Mit der besseren Verbindung wächst allerdings auch der Bedarf an Regeln. Das Oneworld-Mitglied bittet seine Gäste schon jetzt um Zurückhaltung – besonders bei Telefonaten – und mahnt: „Bitte nehmen Sie Rücksicht.“
Neben Hinweisen, beim Hören oder Anschauen von Inhalten Kopfhörer zu benutzen, verweist BA auf mögliche Konflikte durch Gespräche. „Wenn Sie telefonieren, sprechen Sie leise und nutzen Sie Kopfhörer“, heißt es in den Empfehlungen.
Im Netz loben manche den Schritt.
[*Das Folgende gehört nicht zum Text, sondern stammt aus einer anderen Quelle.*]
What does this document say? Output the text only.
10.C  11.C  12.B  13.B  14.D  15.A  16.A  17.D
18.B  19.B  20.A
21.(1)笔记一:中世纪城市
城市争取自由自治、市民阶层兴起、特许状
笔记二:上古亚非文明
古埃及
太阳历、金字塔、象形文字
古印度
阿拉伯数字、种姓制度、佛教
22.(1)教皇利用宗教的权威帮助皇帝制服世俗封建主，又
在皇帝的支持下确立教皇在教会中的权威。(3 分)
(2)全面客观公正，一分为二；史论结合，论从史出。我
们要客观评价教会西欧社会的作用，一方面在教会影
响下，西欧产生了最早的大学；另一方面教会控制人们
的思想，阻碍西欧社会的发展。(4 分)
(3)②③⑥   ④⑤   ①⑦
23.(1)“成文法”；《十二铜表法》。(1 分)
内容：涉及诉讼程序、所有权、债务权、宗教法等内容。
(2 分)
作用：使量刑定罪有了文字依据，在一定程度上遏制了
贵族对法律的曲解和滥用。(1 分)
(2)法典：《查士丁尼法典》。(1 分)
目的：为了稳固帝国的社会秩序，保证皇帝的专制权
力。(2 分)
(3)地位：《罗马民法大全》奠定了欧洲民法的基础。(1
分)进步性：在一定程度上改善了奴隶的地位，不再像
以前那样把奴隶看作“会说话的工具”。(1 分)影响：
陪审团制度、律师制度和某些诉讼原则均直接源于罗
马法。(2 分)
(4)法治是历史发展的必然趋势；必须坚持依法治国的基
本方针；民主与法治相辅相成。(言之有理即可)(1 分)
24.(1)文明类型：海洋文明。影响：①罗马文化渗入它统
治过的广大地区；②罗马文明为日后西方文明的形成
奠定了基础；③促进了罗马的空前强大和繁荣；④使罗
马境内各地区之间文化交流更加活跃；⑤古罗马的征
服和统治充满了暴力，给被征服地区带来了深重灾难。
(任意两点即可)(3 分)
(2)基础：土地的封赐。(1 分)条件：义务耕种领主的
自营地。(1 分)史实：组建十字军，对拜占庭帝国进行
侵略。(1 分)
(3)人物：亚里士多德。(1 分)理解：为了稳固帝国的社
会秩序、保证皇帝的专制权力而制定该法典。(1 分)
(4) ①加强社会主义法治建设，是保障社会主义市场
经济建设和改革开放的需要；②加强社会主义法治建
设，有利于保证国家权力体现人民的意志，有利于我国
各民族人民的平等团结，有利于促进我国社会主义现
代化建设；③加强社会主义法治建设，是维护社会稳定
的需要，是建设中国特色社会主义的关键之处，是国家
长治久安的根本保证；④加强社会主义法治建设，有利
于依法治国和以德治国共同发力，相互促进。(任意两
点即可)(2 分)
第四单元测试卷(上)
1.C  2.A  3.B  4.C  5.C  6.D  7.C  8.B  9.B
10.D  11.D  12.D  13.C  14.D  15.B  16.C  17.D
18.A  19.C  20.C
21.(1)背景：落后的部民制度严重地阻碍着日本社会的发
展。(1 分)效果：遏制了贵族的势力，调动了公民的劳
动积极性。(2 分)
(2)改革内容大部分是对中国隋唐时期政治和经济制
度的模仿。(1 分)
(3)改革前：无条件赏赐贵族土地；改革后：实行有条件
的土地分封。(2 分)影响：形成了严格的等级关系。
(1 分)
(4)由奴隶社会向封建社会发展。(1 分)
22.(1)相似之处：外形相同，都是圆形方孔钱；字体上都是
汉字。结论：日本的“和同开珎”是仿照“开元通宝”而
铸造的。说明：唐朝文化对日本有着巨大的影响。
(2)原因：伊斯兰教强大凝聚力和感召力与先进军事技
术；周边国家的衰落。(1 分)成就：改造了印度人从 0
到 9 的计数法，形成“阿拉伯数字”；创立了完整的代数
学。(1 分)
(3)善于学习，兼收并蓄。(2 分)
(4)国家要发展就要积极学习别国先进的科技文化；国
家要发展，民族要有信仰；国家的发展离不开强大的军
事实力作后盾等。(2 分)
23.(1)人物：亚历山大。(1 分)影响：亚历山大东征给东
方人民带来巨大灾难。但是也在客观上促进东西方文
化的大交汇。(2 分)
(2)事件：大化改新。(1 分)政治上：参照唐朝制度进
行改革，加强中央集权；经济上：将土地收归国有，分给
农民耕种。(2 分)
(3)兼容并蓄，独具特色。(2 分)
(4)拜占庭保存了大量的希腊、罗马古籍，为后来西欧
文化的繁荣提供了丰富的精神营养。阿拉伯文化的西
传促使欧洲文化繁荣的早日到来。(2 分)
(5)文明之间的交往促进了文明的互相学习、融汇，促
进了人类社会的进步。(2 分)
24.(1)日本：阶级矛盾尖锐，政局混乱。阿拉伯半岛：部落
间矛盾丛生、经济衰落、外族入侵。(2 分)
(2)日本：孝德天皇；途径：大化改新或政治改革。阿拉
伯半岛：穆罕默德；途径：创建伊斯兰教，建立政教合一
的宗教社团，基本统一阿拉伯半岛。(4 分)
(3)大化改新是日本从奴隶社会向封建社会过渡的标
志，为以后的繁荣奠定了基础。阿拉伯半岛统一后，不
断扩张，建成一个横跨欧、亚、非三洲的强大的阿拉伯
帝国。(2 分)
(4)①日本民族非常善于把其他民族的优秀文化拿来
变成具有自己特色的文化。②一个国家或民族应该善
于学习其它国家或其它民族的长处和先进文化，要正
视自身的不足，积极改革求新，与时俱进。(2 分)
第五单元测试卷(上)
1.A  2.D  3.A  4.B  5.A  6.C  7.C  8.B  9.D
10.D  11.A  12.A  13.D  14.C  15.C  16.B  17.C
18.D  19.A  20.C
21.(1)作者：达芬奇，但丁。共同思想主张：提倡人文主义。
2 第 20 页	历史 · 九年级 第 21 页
Sophie Dickinson, stellvertretende Reise-Ressortleiterin der britischen Zeitung The Independent, erinnert jedoch daran, dass Flugzeuge früher „ein wohltuender Rückzugsort vor aufdringlichen (und einseitigen) Gesprächen“ gewesen seien.
Reiseexperte Simon Calder zitiert sie in demselben Blatt mit der Formulierung, sie „verurteile die Entscheidung“. Sie plädiere dafür, Besprechungen lieber ganz zu verschieben, um das beruhigende, allgegenwärtige ASMR-Brummen der Triebwerke in der Kabine zu bewahren.
Calder hält es zudem für möglich, dass Airlines als Reaktion auf Bordtelefonate spezielle Ruhebereiche einführen – ähnlich wie in manchen Zugabteilen.
Weltweite Airlines kontra US-Auflagen
BA reiht sich nach Air France und Qatar Airways in die Liste der Airlines ein, die mit Starlink zusammenarbeiten und Internet an Bord anbieten.
Die lettische Fluggesellschaft airBaltic führte den Dienst im Februar 2025 als erste Airline in Europa ein, später im Jahr folgten Air France und SAS.
Air France startete mit rund 30 Prozent der Flotte und will bis Ende 2026 alle Maschinen ausrüsten. Wie BA ruft auch die französische Airline zu „diskreter“ Gerätenutzung auf, um „eine ruhige Umgebung an Bord“ zu wahren.
In den USA ist die Lage etwas komplizierter.
Das Bord-WLAN von American Airlines wird zwar von AT&T gesponsert. Die Gesellschaft verbietet Telefonate an Bord jedoch ausdrücklich; alle Geräte müssen in den Flugmodus.
Das entspricht dem Verbot der US-Kommunikationsaufsicht FCC, Mobiltelefone auf bestimmten Funkfrequenzen auf Inlandsflügen zu nutzen. Laut einer Studie des US-Verkehrsministeriums (DOT) unterstützten 96 Prozent von 1.700 Befragten das Verbot von Telefonaten an Bord. Weitere zwei Prozent wären nur im Notfall für Ausnahmen.
Das Ministerium stellte zudem fest, dass viele Befragte „Air Rage“ befürchten: Streit und Aggressionen, die durch Telefonate die Stimmung an Bord belasten und etwa den Schlaf stören könnten.
Nur zwei Prozent der Teilnehmenden sprachen sich gegen das Verbot aus.
Nicht untersagt sind hingegen Gespräche über WLAN-basierte Dienste, betont das DOT (Quelle auf Englisch). Das lässt den Airlines eine Hintertür, um Telefoniefunktionen dennoch anzubieten.
„Verbraucherinnen und Verbraucher haben ein Recht auf klare und genaue Informationen darüber, ob eine Airline Sprachgespräche erlaubt, bevor sie ein Ticket kaufen und an Bord gehen“, erklärte der damalige US-Verkehrsminister 2016.